Page 1 of 2

Replace text in .pdf file?

Posted: Fri Dec 20, 2024 5:08 am
by camille
Hello!

Is it possible with PB to search and replace text in a .pdf file and save the modified .pdf afterwards?

The content of the pdf has a graphic at the top left and all other text is editable but of course the text is formatted like: "this text part is blue", "this text has a different font size than other lines", etc.
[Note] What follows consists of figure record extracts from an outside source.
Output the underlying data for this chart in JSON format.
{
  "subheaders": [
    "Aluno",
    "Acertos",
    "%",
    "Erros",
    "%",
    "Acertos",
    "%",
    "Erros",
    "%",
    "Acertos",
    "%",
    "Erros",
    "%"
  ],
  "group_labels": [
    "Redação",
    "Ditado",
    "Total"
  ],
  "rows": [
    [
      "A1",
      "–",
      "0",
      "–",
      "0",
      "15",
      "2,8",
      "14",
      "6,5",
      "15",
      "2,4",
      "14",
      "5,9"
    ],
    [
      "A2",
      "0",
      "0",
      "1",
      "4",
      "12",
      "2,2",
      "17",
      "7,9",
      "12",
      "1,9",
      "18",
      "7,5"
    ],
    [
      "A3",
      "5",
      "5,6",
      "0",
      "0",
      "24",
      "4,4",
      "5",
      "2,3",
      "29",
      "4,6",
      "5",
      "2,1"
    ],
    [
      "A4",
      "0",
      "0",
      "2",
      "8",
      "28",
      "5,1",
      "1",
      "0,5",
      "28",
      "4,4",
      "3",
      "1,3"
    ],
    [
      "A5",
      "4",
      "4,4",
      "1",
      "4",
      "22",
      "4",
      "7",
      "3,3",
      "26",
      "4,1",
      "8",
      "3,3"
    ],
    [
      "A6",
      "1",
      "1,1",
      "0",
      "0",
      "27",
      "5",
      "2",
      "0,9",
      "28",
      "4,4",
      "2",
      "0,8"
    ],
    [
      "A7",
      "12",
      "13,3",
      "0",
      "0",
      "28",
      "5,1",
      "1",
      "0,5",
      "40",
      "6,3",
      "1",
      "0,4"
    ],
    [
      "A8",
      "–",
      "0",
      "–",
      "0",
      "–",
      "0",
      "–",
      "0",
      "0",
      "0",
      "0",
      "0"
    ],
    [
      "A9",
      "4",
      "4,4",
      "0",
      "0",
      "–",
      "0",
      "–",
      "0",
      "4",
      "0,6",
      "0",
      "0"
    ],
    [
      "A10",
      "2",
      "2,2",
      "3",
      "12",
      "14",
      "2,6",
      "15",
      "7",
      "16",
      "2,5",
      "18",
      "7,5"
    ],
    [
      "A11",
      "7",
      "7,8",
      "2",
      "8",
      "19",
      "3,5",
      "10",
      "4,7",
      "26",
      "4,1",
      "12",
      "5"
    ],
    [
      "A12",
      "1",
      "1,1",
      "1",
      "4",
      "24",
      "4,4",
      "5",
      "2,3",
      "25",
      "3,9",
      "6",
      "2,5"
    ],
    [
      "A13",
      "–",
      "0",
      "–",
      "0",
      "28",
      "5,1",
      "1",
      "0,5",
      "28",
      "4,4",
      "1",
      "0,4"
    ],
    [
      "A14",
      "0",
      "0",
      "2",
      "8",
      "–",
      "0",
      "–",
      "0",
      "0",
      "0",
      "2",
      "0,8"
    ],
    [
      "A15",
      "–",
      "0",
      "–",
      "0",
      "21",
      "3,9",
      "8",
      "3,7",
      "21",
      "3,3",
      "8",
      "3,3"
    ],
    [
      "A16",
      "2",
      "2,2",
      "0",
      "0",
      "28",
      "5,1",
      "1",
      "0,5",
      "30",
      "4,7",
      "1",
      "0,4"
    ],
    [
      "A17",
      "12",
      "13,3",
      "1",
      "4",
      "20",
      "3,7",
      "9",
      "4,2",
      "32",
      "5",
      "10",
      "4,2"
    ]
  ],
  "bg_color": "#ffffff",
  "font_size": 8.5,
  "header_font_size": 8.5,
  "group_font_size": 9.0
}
I would like to prefill this document with words to find like:

Code: Select all

recipient_adress_name
recipient_adress_street
recipient_adress_city
...
and read the belonging values e.g. from a .ini file

Code: Select all

[Recipient]
recipient_adress_name=Walter Stanfield
recipient_adress_name=Sesamestreet 1-8
recipient_adress_city=Dallas
and afterwards search for the words and replace it with the belonging value without breaking the design of the pdf at the end...

Merci beacoup!

Re: Replace text in .pdf file?

Posted: Fri Dec 20, 2024 11:50 am
by Axolotl
Hello back!
when it comes to software, I would never say never or I would never say it can't be done.
It's not easy and (as far as I know) there is no PB library or PB functions.
Suggestion based on my application experience:
Take a file with editor format (e.g. .rtf) and generate a PDF file from it after you have made the desired changes.
I use placeholders such as $ProgramName$ or similar in the text.

Anyway, a PDF Library I know is MuPDF -- no interface to PB right now. (I think.)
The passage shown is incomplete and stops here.